Motivation:
Imagine I want to use the return type of a function to define an output array of that type.

julia> makearray(f::Function, ::Type{T}) where T =
Core.Inference.return_type(f, (T,T))[]
makearray (generic function with 3 methods)
julia> makearray(cmp, Int)
0-element Array{Int64,1}
julia> makearray(cmp, Integer)
0-element Array{Any,1}
julia> which(cmp, (Integer, Integer))
cmp(x::Integer, y::Integer) in Base at operators.jl:348
julia> which(cmp, (Int, Int))
cmp(x::Integer, y::Integer) in Base at operators.jl:348

The result is as I expected with Int, but fails with Integer. That is due to Core..return_type.
The used method is the same in both cases:

No, inference is not broken as it correctly infers that the return type of cmp(<:Integer,<:Integer) must be a subtype of Any.
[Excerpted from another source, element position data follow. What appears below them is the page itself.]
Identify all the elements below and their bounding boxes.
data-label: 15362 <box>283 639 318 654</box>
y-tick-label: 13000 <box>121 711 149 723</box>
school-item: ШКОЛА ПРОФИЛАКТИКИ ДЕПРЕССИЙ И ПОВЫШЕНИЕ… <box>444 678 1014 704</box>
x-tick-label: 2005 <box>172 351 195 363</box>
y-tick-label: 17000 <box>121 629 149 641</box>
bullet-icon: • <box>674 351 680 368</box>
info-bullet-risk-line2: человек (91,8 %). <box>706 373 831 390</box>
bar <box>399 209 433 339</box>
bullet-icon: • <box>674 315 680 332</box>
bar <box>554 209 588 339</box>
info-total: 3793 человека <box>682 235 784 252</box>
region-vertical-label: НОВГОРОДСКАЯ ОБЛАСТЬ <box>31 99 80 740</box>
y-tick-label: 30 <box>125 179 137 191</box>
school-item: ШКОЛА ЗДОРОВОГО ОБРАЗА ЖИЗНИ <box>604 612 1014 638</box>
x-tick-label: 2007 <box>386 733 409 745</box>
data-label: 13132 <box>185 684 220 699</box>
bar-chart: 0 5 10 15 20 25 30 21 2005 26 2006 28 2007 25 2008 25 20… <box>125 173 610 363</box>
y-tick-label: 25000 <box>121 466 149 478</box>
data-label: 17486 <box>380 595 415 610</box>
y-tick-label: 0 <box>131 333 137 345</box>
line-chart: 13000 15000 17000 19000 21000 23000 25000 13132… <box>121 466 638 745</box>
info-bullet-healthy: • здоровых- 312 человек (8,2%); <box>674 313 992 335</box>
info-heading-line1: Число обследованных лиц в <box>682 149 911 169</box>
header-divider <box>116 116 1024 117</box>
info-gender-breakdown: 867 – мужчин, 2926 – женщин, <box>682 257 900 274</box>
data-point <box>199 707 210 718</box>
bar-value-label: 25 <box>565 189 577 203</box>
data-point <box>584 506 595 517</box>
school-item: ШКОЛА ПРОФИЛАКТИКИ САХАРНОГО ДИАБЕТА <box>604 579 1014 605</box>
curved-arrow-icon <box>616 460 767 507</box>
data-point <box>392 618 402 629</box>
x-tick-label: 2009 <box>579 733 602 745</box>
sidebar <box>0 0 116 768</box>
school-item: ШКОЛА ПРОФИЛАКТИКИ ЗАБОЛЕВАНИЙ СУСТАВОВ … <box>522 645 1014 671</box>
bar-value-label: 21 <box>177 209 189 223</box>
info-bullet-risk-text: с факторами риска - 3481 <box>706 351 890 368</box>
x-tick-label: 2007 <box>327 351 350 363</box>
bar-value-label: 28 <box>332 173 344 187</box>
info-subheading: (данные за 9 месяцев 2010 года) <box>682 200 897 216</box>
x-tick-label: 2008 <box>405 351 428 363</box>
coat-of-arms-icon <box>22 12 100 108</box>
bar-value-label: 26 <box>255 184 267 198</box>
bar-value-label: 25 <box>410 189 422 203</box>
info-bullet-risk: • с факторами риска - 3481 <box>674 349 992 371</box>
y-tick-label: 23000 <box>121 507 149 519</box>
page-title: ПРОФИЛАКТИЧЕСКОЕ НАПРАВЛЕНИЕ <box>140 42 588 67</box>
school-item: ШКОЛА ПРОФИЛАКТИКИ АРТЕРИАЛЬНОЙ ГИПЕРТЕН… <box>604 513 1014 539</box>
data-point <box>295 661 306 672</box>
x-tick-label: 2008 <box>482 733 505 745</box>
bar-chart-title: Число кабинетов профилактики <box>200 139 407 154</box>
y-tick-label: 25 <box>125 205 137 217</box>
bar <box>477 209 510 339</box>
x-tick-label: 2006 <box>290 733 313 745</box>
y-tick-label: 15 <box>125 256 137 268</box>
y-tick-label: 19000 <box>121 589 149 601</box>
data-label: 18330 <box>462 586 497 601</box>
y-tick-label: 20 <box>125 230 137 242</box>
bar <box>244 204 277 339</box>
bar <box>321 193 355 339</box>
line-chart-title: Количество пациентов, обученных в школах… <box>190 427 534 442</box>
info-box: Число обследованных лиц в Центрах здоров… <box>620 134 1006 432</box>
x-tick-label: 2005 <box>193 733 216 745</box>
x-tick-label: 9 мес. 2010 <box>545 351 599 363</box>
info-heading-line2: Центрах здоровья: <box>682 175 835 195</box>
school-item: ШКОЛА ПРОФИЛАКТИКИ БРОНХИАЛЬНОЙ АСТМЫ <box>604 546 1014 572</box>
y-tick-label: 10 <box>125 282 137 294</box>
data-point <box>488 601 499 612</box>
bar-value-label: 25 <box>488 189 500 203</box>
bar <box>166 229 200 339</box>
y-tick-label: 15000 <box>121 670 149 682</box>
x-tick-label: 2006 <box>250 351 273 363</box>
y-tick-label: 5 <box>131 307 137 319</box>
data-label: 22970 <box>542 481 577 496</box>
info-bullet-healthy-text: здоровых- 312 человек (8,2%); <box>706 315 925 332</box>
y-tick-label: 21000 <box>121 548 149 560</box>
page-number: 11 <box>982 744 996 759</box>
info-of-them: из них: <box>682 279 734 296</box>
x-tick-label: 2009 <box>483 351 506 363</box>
But sure, there is room for improvement.

Also, note that it is discouraged to make your program dependent on inference; one of the reasons being because inference might get better in the future and your program may then fail.

I view the current situation as a conservative approach:
Also if all current implementations of cmp clearly return Int64, and also if I call invoke to get the implementation for the abstract Integer, there is no guarantee, that in the future, somebody implements for a new subtype of Integer a methods with a different return type.
But being conservative is not a typical approach for Julia, I suppose.

That does not sound like a big obstacle! I my example there are 6: method(cmp, (Integer, Integer). But in general, there is no limit, except given of the size of the code base.
For the moment, I will stick to my work-around. I force a concrete type to be used, by changing the signature to:

julia> makearray(f::Function, ::T) where T = Core.Inference.return_type(f, (T,T))[]
makearray (generic function with 1 method)
julia> makearray(cmp, BigFloat(0))
0-element Array{Int64,1}

Imagine I want to use the return type of a function to define an output array of that type.

The following describes how this is handled generally in Base to have inference-independent behavior (except for empty arrays), avoiding what @mauro3 pointed above. Granted, it won’t be generally inferable but it will give you a tight element-typed-array when not inferable.